To participate in this pre-conference, please submit an application through this Google Form. Applications are due by March 1, 2019. You will also need to register for the workshop through ICA. To do so, follow this link. Registration for the pre-conference will close on May 3, 2019.
The pre-conference will be held on the 12th floor of the Gewirz Student Center at Georgetown Law, 120 F St., NW, Washington, DC. The law school is about a 5-minute walk from either the Judiciary Center or Union Station stop on the Red Line of the DC Metro. If you are coming by cab/Uber/Lyft, please direct your car to drop you off at 100 F St.—you cannot drive directly up to the Gewirz building, which is across the quad (the tallest building on campus). Map: https://goo.gl/maps/jSaTBJ1vS732
Note: Parking is very limited around the Law Center. There is a parking garage across the street from the Law Center at 601 New Jersey Avenue, NW. There is also limited metered parking available around the Law Center.

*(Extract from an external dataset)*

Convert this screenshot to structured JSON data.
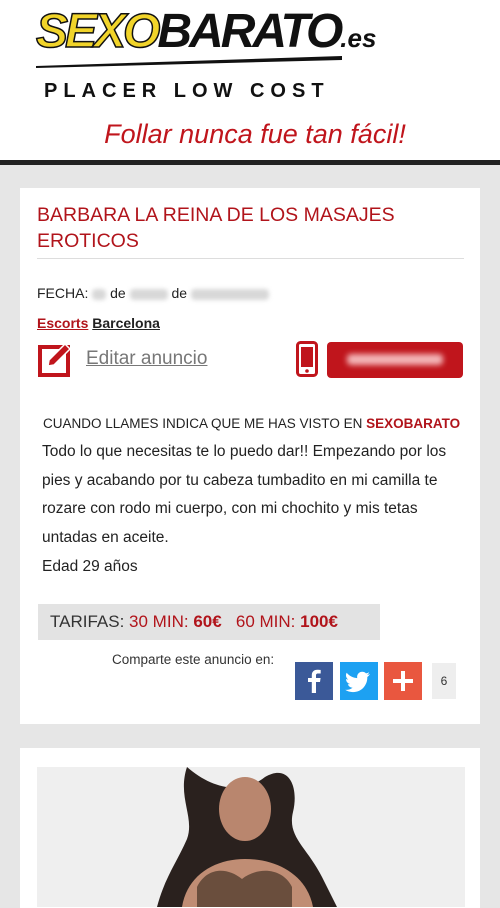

In this preconference workshop we aim to unpack the privacy and policy implications of emerging technological ecosystems. This year, we will focus specifically on emerging issues in AI systems, including algorithmic decision making, machine learning, big data, and autonomous systems. We will convene a cross-section of policymakers, scholars, journalists, technologists, and advocates to identify key emerging issues and policy needs. We will begin the day with keynotes and panels from invited guests in law and policy, followed by highly interactive discussions of research, and identification of research and policy agendas. All participants will contribute to making this workshop dynamic and fruitful. There are several possible ways to contribute:
- Lightning talks: Speakers will provide brief (3-minute) provocations to get attendees to consider, critique, and counter-narrate critical privacy and technology issues in AI, both nationally and globally. Lightning talks focus on one key point within the scope of this pre-conference topics (privacy and policy implications of emerging AI ecosystems –algorithmic decision-making, machine learning, big data, autonomous systems). This can be an idea, successful project, a cautionary story, collaboration invitation, or quick demonstration. Interested speakers should submit one proposal in the participation form. The proposal must include: title, author name, short biography, five keywords, and a short description of the planned talk.
- Lunch discussion animators: Animators will facilitate the large group lunch discussion, help to critique challenges, and identify key topics from the lightning talks and panel sessions for further discussion.
- Working session group animators: These animators will facilitate discussion among five working groups centering on specific research projects and policy agendas.
- Recorders: Recorders are charged with taking notes during the sessions using a shared document.